One reason for the trip was to attend a program on Forest Service history at Barn Beach Reserve in Leavenworth, Washington. The program was billed as a "trip back through time" with A.H. "Hal" Sylvester, the Wenatchee National Forest Supervisor from 1908-31.
Denny was Resource Assistant on the Lake Wenatchee Ranger District when Kelly (below, right) and I roamed the Glacier Peak Wilderness back in the '70s.
Sylvester, a pioneer surveyor and explorer, was initially a topographer for the U.S. Geological Service. His work involved the first detailed surveying and mapping of large portions of the Cascade Range in the State of Washington.
Over the course of his career, he named as many as 3,000 natural features in the Cascades -- including the Enchantments, a series of Hobbit-like pools high in the Alpine Lakes Wilderness southwest of Leavenworth. His names were often creative and patterned, sometimes practical and descriptive, and occasionally whimsical.
His survey work often required placing cairns and other survey targets on top of mountains; as a result, he made a number of first ascents on peaks in heretofore unexplored areas known only to indigenous people. Tragically, Sylvester was mortally wounded when his horse panicked an a steep and rocky slope while leading a party of friends to one of his favorite parts of the mountains.
Sylvester once wrote that of all the many places he had explored, the Buck Creek Pass area in the upper Chiwawa River Valley was the most beautiful. The Chiwawa River empties into the Wenatchee River adjacent to Owl Farm, our mountain property near Plain, Washington.
On Tuesday, July 20, friend and Owl Farm neighbor Frank Czubiak joined me for a hike into Lake Valhalla (left and below), one of the many wilderness lakes named by Sylvester, a literary enthusiast with a penchant for mythology and the classics.

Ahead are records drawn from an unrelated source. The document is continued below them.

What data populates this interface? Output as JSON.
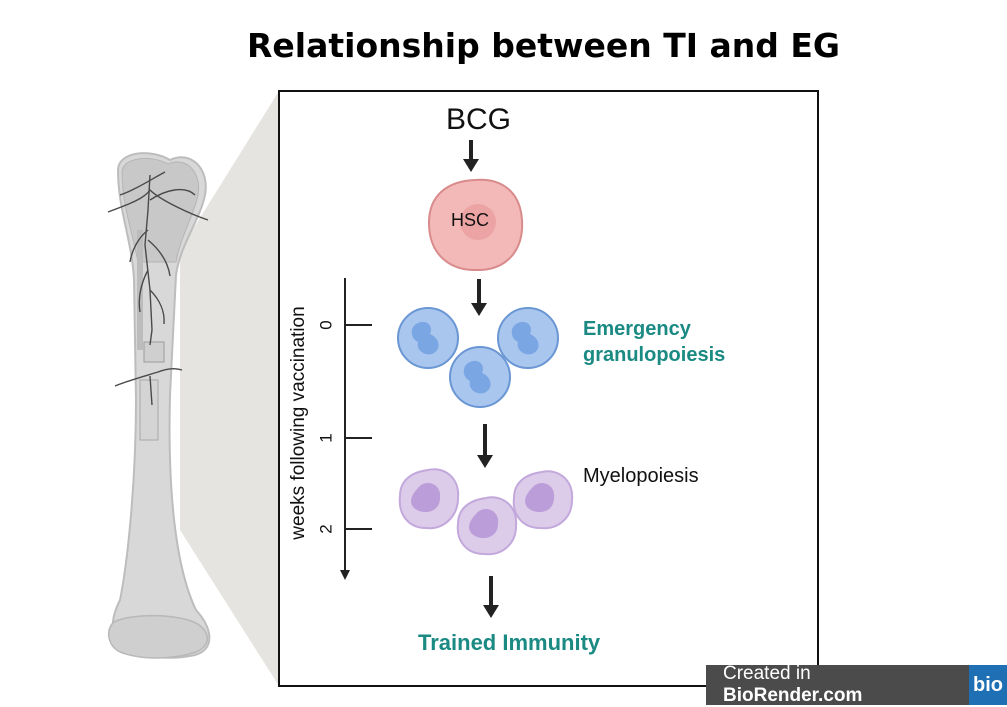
{
  "title": "Relationship between TI and EG",
  "stimulus": "BCG",
  "stem_cell": "HSC",
  "stage_labels": {
    "emergency_line1": "Emergency",
    "emergency_line2": "granulopoiesis",
    "myelopoiesis": "Myelopoiesis",
    "outcome": "Trained Immunity"
  },
  "timeline": {
    "axis_label": "weeks following vaccination",
    "ticks": [
      "0",
      "1",
      "2"
    ]
  },
  "watermark": {
    "prefix": "Created in ",
    "brand": "BioRender.com",
    "logo": "bio"
  },
  "colors": {
    "teal_text": "#1a8a83",
    "hsc_fill": "#f3b8b8",
    "neutrophil_fill": "#a9c6ee",
    "myeloid_fill": "#dccbe9",
    "bone_fill": "#d9d9d9"
  }
}
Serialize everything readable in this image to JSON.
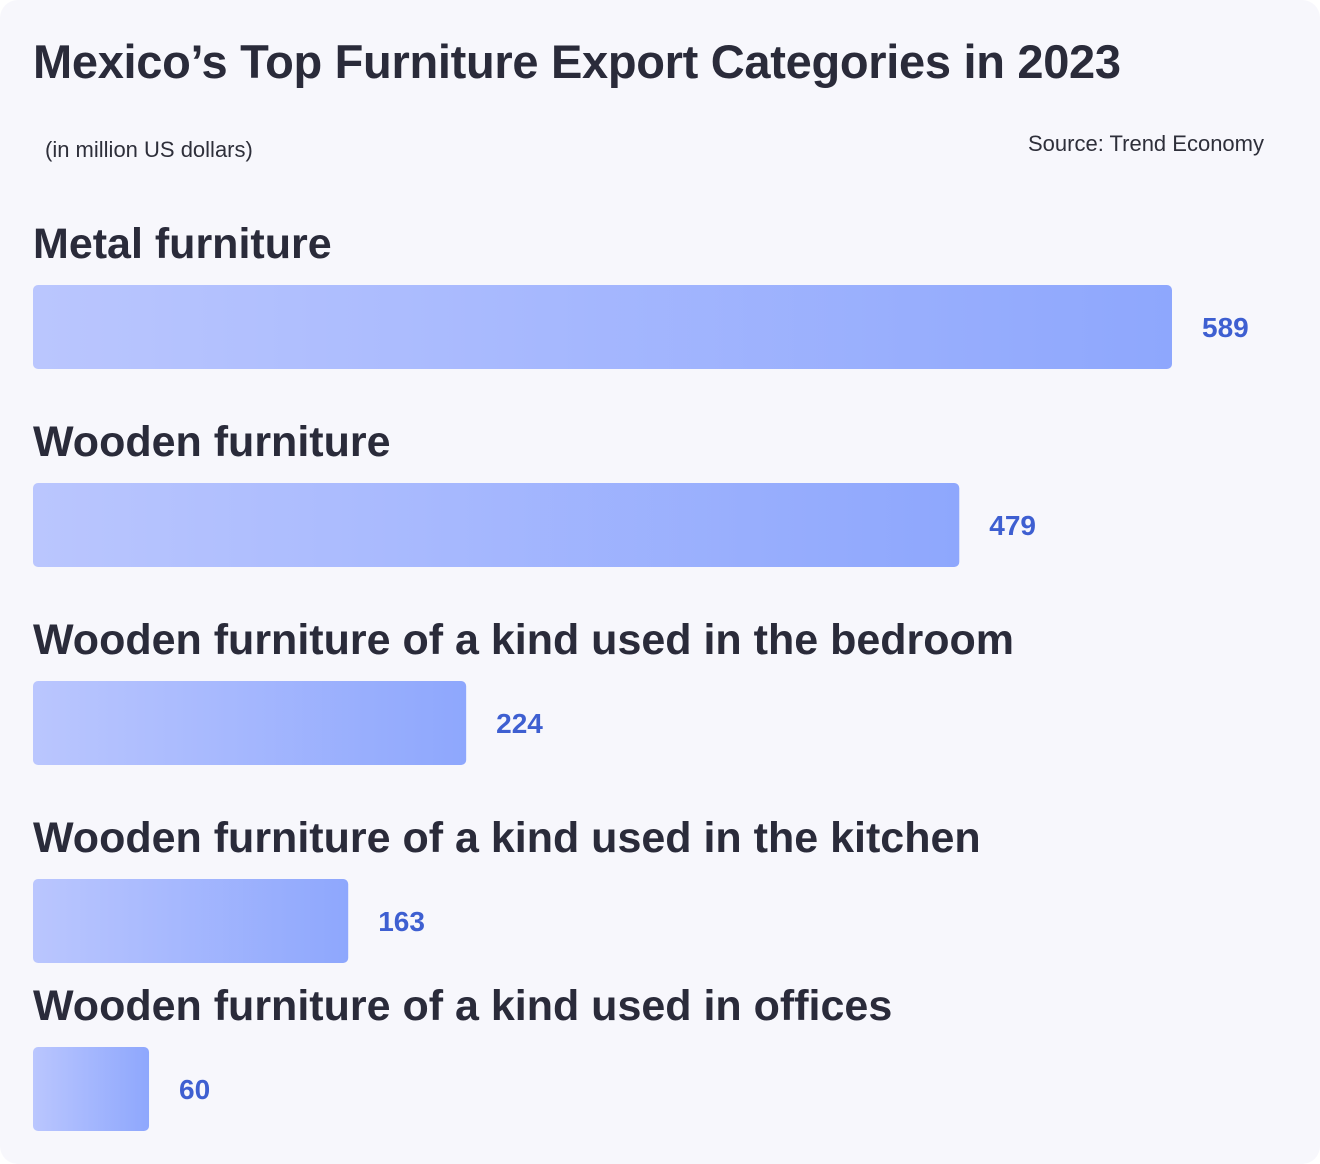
{
  "chart_data": {
    "type": "bar",
    "orientation": "horizontal",
    "title": "Mexico’s Top Furniture Export Categories in 2023",
    "subtitle": "(in million US dollars)",
    "source": "Source: Trend Economy",
    "categories": [
      "Metal furniture",
      "Wooden furniture",
      "Wooden furniture of a kind used in the bedroom",
      "Wooden furniture of a kind used in the kitchen",
      "Wooden furniture of a kind used in offices"
    ],
    "values": [
      589,
      479,
      224,
      163,
      60
    ],
    "value_labels": [
      "589",
      "479",
      "224",
      "163",
      "60"
    ],
    "xlim": [
      0,
      589
    ],
    "grid": false,
    "legend": "none"
  },
  "colors": {
    "bar_gradient_start": "#bac6fe",
    "bar_gradient_end": "#8ea7fd",
    "value_label": "#3e5fd1",
    "text": "#2a2b3a",
    "background": "#f7f7fc"
  }
}
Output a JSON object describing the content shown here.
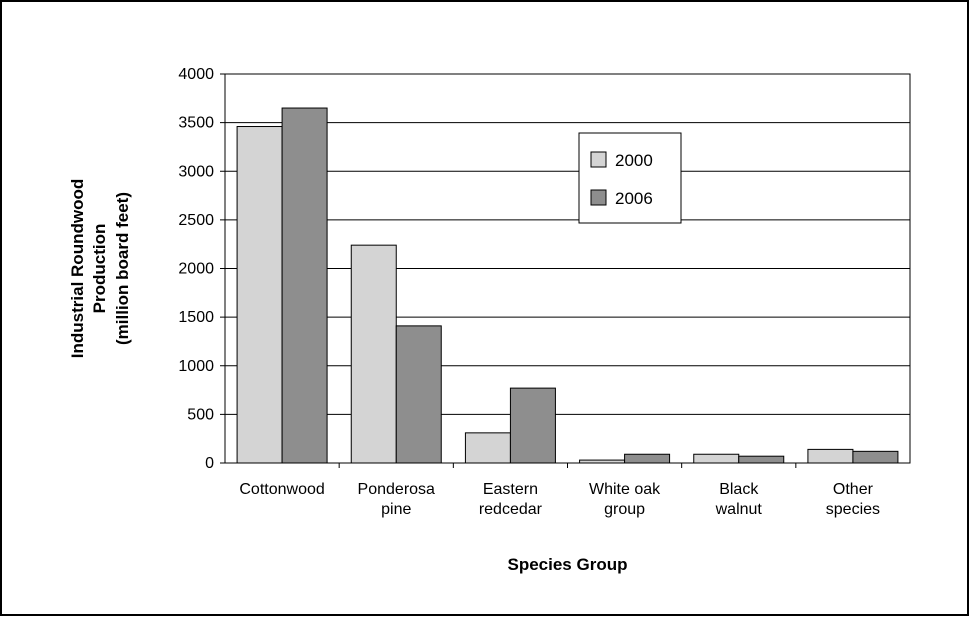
{
  "chart_data": {
    "type": "bar",
    "title": "",
    "xlabel": "Species Group",
    "ylabel_lines": [
      "Industrial Roundwood",
      "Production",
      "(million board feet)"
    ],
    "categories": [
      [
        "Cottonwood"
      ],
      [
        "Ponderosa",
        "pine"
      ],
      [
        "Eastern",
        "redcedar"
      ],
      [
        "White oak",
        "group"
      ],
      [
        "Black",
        "walnut"
      ],
      [
        "Other",
        "species"
      ]
    ],
    "series": [
      {
        "name": "2000",
        "color": "#d4d4d4",
        "values": [
          3460,
          2240,
          310,
          30,
          90,
          140
        ]
      },
      {
        "name": "2006",
        "color": "#8e8e8e",
        "values": [
          3650,
          1410,
          770,
          90,
          70,
          120
        ]
      }
    ],
    "ylim": [
      0,
      4000
    ],
    "yticks": [
      0,
      500,
      1000,
      1500,
      2000,
      2500,
      3000,
      3500,
      4000
    ],
    "grid": true,
    "legend_position": "top-right"
  }
}
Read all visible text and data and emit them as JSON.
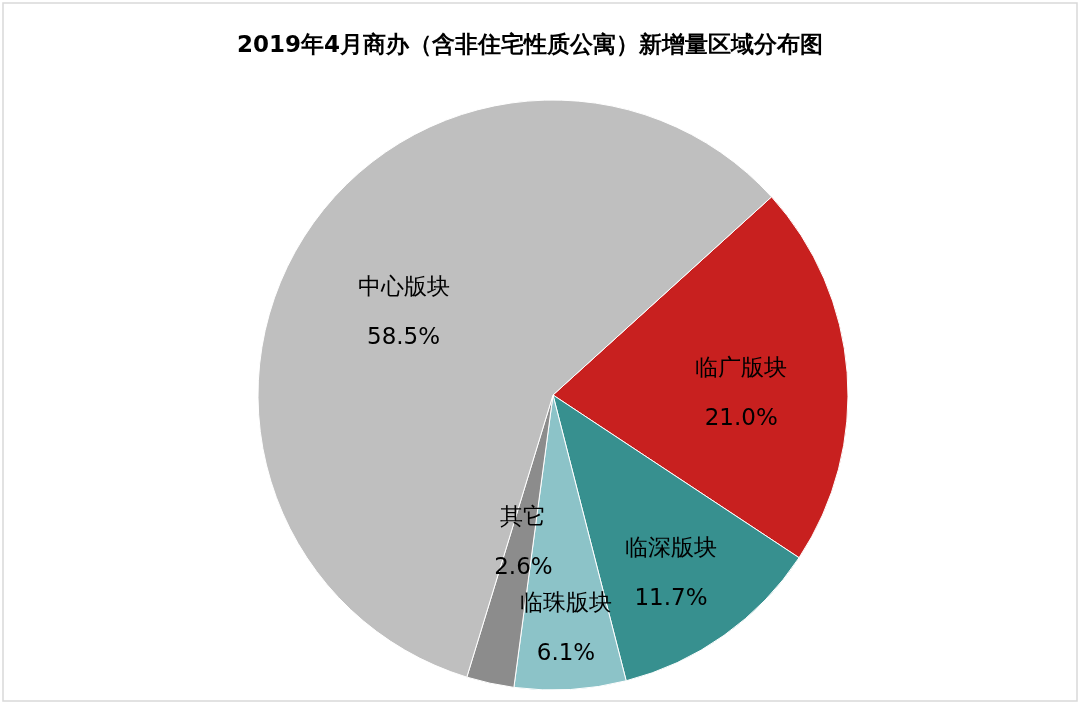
{
  "chart_data": {
    "type": "pie",
    "title": "2019年4月商办（含非住宅性质公寓）新增量区域分布图",
    "categories": [
      "临广版块",
      "临深版块",
      "临珠版块",
      "其它",
      "中心版块"
    ],
    "values": [
      21.0,
      11.7,
      6.1,
      2.6,
      58.5
    ],
    "colors": [
      "#c8201f",
      "#37908f",
      "#8cc3c8",
      "#8c8c8c",
      "#bfbfbf"
    ],
    "value_labels": [
      "21.0%",
      "11.7%",
      "6.1%",
      "2.6%",
      "58.5%"
    ],
    "legend": false
  }
}
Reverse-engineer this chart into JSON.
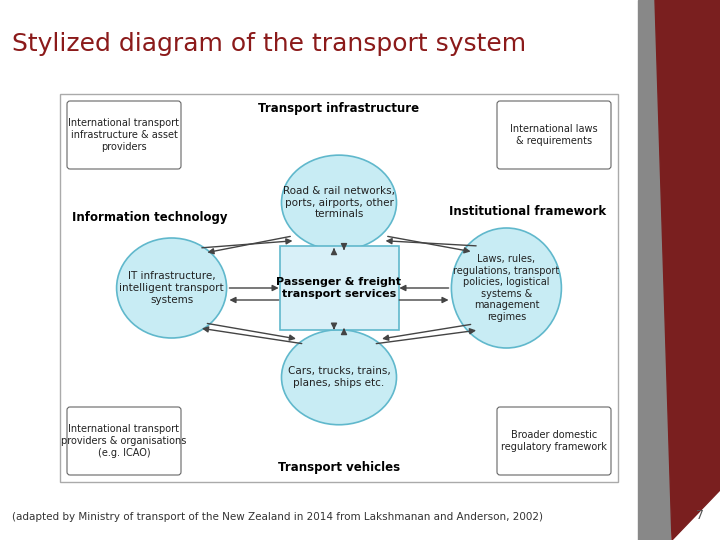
{
  "title": "Stylized diagram of the transport system",
  "title_color": "#8B1A1A",
  "title_fontsize": 18,
  "caption": "(adapted by Ministry of transport of the New Zealand in 2014 from Lakshmanan and Anderson, 2002)",
  "caption_fontsize": 7.5,
  "bg_color": "#ffffff",
  "ellipse_fill": "#c8ecf4",
  "ellipse_edge": "#60b8cc",
  "center_box_fill": "#d8f0f8",
  "center_box_edge": "#60b8cc",
  "arrow_color": "#444444",
  "label_infra": "Transport infrastructure",
  "label_it": "Information technology",
  "label_inst": "Institutional framework",
  "label_vehicles": "Transport vehicles",
  "ellipse_top_text": "Road & rail networks,\nports, airports, other\nterminals",
  "ellipse_left_text": "IT infrastructure,\nintelligent transport\nsystems",
  "ellipse_right_text": "Laws, rules,\nregulations, transport\npolicies, logistical\nsystems &\nmanagement\nregimes",
  "ellipse_bottom_text": "Cars, trucks, trains,\nplanes, ships etc.",
  "center_text": "Passenger & freight\ntransport services",
  "rect_tl_text": "International transport\ninfrastructure & asset\nproviders",
  "rect_tr_text": "International laws\n& requirements",
  "rect_bl_text": "International transport\nproviders & organisations\n(e.g. ICAO)",
  "rect_br_text": "Broader domestic\nregulatory framework",
  "page_number": "7"
}
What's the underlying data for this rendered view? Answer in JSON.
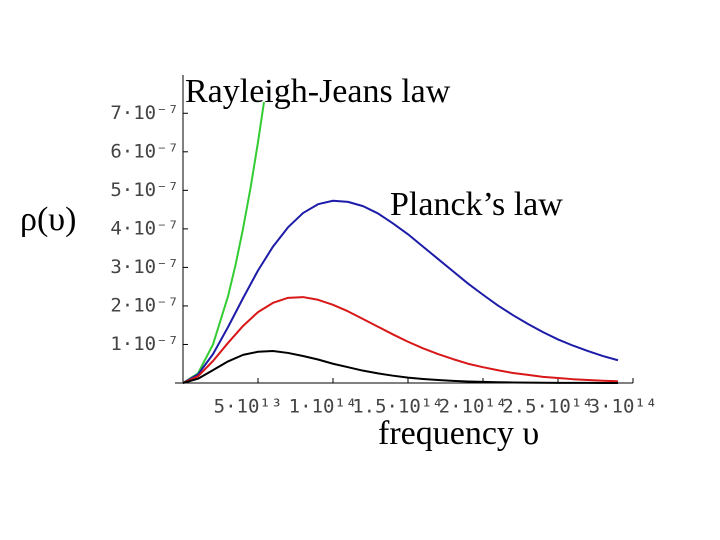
{
  "chart_data": {
    "type": "line",
    "annotations": [
      "Rayleigh-Jeans law",
      "Planck’s  law"
    ],
    "ylabel": "ρ(υ)",
    "xlabel": "frequency  υ",
    "x": [
      0,
      10000000000000.0,
      20000000000000.0,
      30000000000000.0,
      40000000000000.0,
      50000000000000.0,
      60000000000000.0,
      70000000000000.0,
      80000000000000.0,
      90000000000000.0,
      100000000000000.0,
      110000000000000.0,
      120000000000000.0,
      130000000000000.0,
      140000000000000.0,
      150000000000000.0,
      160000000000000.0,
      170000000000000.0,
      180000000000000.0,
      190000000000000.0,
      200000000000000.0,
      210000000000000.0,
      220000000000000.0,
      230000000000000.0,
      240000000000000.0,
      250000000000000.0,
      260000000000000.0,
      270000000000000.0,
      280000000000000.0,
      290000000000000.0
    ],
    "series": [
      {
        "color": "#33cc33",
        "x": [
          0,
          10000000000000.0,
          20000000000000.0,
          30000000000000.0,
          35000000000000.0,
          40000000000000.0,
          45000000000000.0,
          50000000000000.0,
          54000000000000.0
        ],
        "values": [
          0,
          2.5e-08,
          1e-07,
          2.25e-07,
          3.06e-07,
          4e-07,
          5.06e-07,
          6.25e-07,
          7.29e-07
        ]
      },
      {
        "color": "#1c1ca8",
        "values": [
          0,
          2.2e-08,
          7.5e-08,
          1.45e-07,
          2.2e-07,
          2.92e-07,
          3.54e-07,
          4.04e-07,
          4.41e-07,
          4.64e-07,
          4.73e-07,
          4.7e-07,
          4.59e-07,
          4.4e-07,
          4.14e-07,
          3.86e-07,
          3.54e-07,
          3.22e-07,
          2.9e-07,
          2.58e-07,
          2.29e-07,
          2.01e-07,
          1.76e-07,
          1.53e-07,
          1.32e-07,
          1.13e-07,
          9.7e-08,
          8.3e-08,
          7e-08,
          5.9e-08
        ]
      },
      {
        "color": "#d81818",
        "values": [
          0,
          1.74e-08,
          5.71e-08,
          1.04e-07,
          1.48e-07,
          1.84e-07,
          2.08e-07,
          2.21e-07,
          2.23e-07,
          2.16e-07,
          2.03e-07,
          1.86e-07,
          1.66e-07,
          1.46e-07,
          1.26e-07,
          1.07e-07,
          9e-08,
          7.5e-08,
          6.2e-08,
          5e-08,
          4.1e-08,
          3.3e-08,
          2.6e-08,
          2.1e-08,
          1.6e-08,
          1.3e-08,
          9.9e-09,
          7.7e-09,
          6e-09,
          4.6e-09
        ]
      },
      {
        "color": "#000000",
        "values": [
          0,
          1.11e-08,
          3.35e-08,
          5.6e-08,
          7.3e-08,
          8.1e-08,
          8.3e-08,
          7.8e-08,
          7e-08,
          6.1e-08,
          5e-08,
          4.1e-08,
          3.2e-08,
          2.5e-08,
          1.9e-08,
          1.4e-08,
          1.05e-08,
          7.7e-09,
          5.6e-09,
          4e-09,
          2.8e-09,
          2e-09,
          1.4e-09,
          9.8e-10,
          6.8e-10,
          4.7e-10,
          3.2e-10,
          2.2e-10,
          1.5e-10,
          1e-10
        ]
      }
    ],
    "xlim": [
      0,
      300000000000000.0
    ],
    "ylim": [
      0,
      7.5e-07
    ],
    "xticks": [
      {
        "value": 50000000000000.0,
        "label": "5·10¹³"
      },
      {
        "value": 100000000000000.0,
        "label": "1·10¹⁴"
      },
      {
        "value": 150000000000000.0,
        "label": "1.5·10¹⁴"
      },
      {
        "value": 200000000000000.0,
        "label": "2·10¹⁴"
      },
      {
        "value": 250000000000000.0,
        "label": "2.5·10¹⁴"
      },
      {
        "value": 300000000000000.0,
        "label": "3·10¹⁴"
      }
    ],
    "yticks": [
      {
        "value": 1e-07,
        "label": "1·10⁻⁷"
      },
      {
        "value": 2e-07,
        "label": "2·10⁻⁷"
      },
      {
        "value": 3e-07,
        "label": "3·10⁻⁷"
      },
      {
        "value": 4e-07,
        "label": "4·10⁻⁷"
      },
      {
        "value": 5e-07,
        "label": "5·10⁻⁷"
      },
      {
        "value": 6e-07,
        "label": "6·10⁻⁷"
      },
      {
        "value": 7e-07,
        "label": "7·10⁻⁷"
      }
    ]
  }
}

Valhalla, from Scandinavian mythology, is the hall of Odin (the Supreme Being) where the souls of heroes slain in battle and others who have died bravely are received (read: heaven for martyrs for the cause).
Lake Valhalla is located on the Pacific Crest Trail north of Stevens Pass in the Henry M. Jackson Wilderness. That morning, Frank and I motored up the Little Wenatchee River over Rainy Pass to the trailhead at Smithbrook.
The mile-long Smithbrook trail connects to the PCT at Union Gap. The route then proceeds another 2.5 miles south to Lake Valhalla. It was a good day for hiking, though the mosquitoes were hatching rapidly by afternoon. Thank God for bug dope.
In addition to seeing Denny and our hike, Frank and I spent quality time with Chuck Ferguson, Roger Wallace, Steve Steinke and other friends from our Forest Service days that week.